Während die Räder auf Asphalt gut rollten, saugten sie sich auf den ungepflasterten Wegen in den Matsch, besonders wenn es geregnet hatte. „Mal rutschten und schlitterten wir über Steinplatten und Waldwege, dann ratterten wir ein paar Kilometer über Asphalt“, notierte Hülsemann in seinem Tagebuch. Die Männer wurden daher auf der Piste kräftig durchgeschüttelt, besonders der Steiß machte sich bemerkbar. Ruhepausen wurden nach den Etappen nötig, die Hülsemann und Schmidt in den Wohnmobilen der mitgereisten Familien verbrachten. So viel moderner Luxus musste sein.

Empfang im Jardin de Luxembourg

Schmidt erwischte es dennoch auf der Strecke nach Nancy. Als die Fahrer von einem Wintereinbruch mit Schnee überrascht wurden, erkältete er sich und musste aufgeben. Hülsemann fuhr alleine weiter. Durch die Champagne mit schönen Fachwerkhäusern, entlang der Marne, wo sich Hülsemann durch Hochwasser mühte, und über den aufgeweichten Chemin de Halage, den alten Treidelweg.

„Aufmunternd und motivierend sind die Reaktionen der Franzosen auf der Strecke“, so der Sportwissenschaftler. Der Einzug nach Paris war kein Triumph, aber eine schöne Erfahrung. Immerhin ein paar französische Freunde historischer Räder waren gekommen, um den Deutschen im Jardin de Luxembourg zu empfangen.

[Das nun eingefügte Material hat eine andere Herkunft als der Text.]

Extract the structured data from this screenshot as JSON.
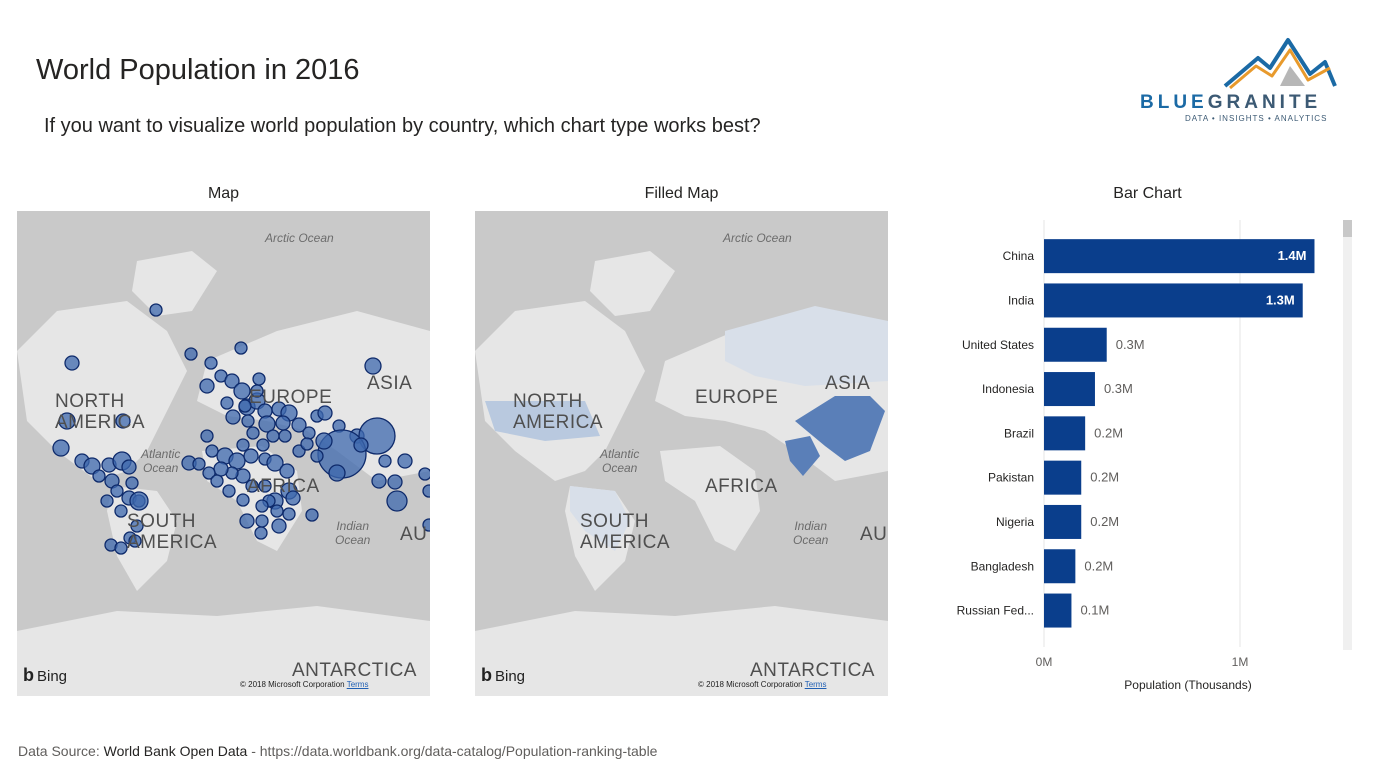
{
  "header": {
    "title": "World Population in 2016",
    "subtitle": "If you want to visualize world population by country, which chart type works best?"
  },
  "logo": {
    "blue": "BLUE",
    "granite": "GRANITE",
    "tagline": "DATA • INSIGHTS • ANALYTICS"
  },
  "panels": {
    "map_title": "Map",
    "filled_map_title": "Filled Map",
    "bar_chart_title": "Bar Chart"
  },
  "map_labels": {
    "arctic": "Arctic Ocean",
    "north_america_1": "NORTH",
    "north_america_2": "AMERICA",
    "europe": "EUROPE",
    "asia": "ASIA",
    "africa": "AFRICA",
    "south_america_1": "SOUTH",
    "south_america_2": "AMERICA",
    "atlantic_1": "Atlantic",
    "atlantic_2": "Ocean",
    "indian_1": "Indian",
    "indian_2": "Ocean",
    "antarctica": "ANTARCTICA",
    "australia": "AU"
  },
  "map_attrib": {
    "bing": "Bing",
    "copyright": "© 2018 Microsoft Corporation",
    "terms": "Terms"
  },
  "colors": {
    "bar": "#0a3e8c",
    "bubble_fill": "#3e68ad",
    "bubble_stroke": "#0e2a6b",
    "filled_dark": "#5a7fb8",
    "filled_light": "#c5cfdc"
  },
  "chart_data": {
    "type": "bar",
    "orientation": "horizontal",
    "categories": [
      "China",
      "India",
      "United States",
      "Indonesia",
      "Brazil",
      "Pakistan",
      "Nigeria",
      "Bangladesh",
      "Russian Fed..."
    ],
    "values": [
      1.38,
      1.32,
      0.32,
      0.26,
      0.21,
      0.19,
      0.19,
      0.16,
      0.14
    ],
    "data_labels": [
      "1.4M",
      "1.3M",
      "0.3M",
      "0.3M",
      "0.2M",
      "0.2M",
      "0.2M",
      "0.2M",
      "0.1M"
    ],
    "xticks": [
      "0M",
      "1M"
    ],
    "xlim": [
      0,
      1.5
    ],
    "xlabel": "Population (Thousands)",
    "grid": true
  },
  "footer": {
    "prefix": "Data Source: ",
    "source": "World Bank Open Data",
    "rest": " - https://data.worldbank.org/data-catalog/Population-ranking-table"
  }
}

Seine Erkenntnis nach der dreiwöchigen Tour: Die Maschine von Drais hat der Fahrt zwar standgehalten. Allerdings hält Hülsemann es für eher unrealistisch, dass die Fahrt vor 200 Jahren tatsächlich durchgeführt wurde. „Dafür waren die Wege in der damaligen Zeit wohl zu schlecht“, sagt Hülsemann.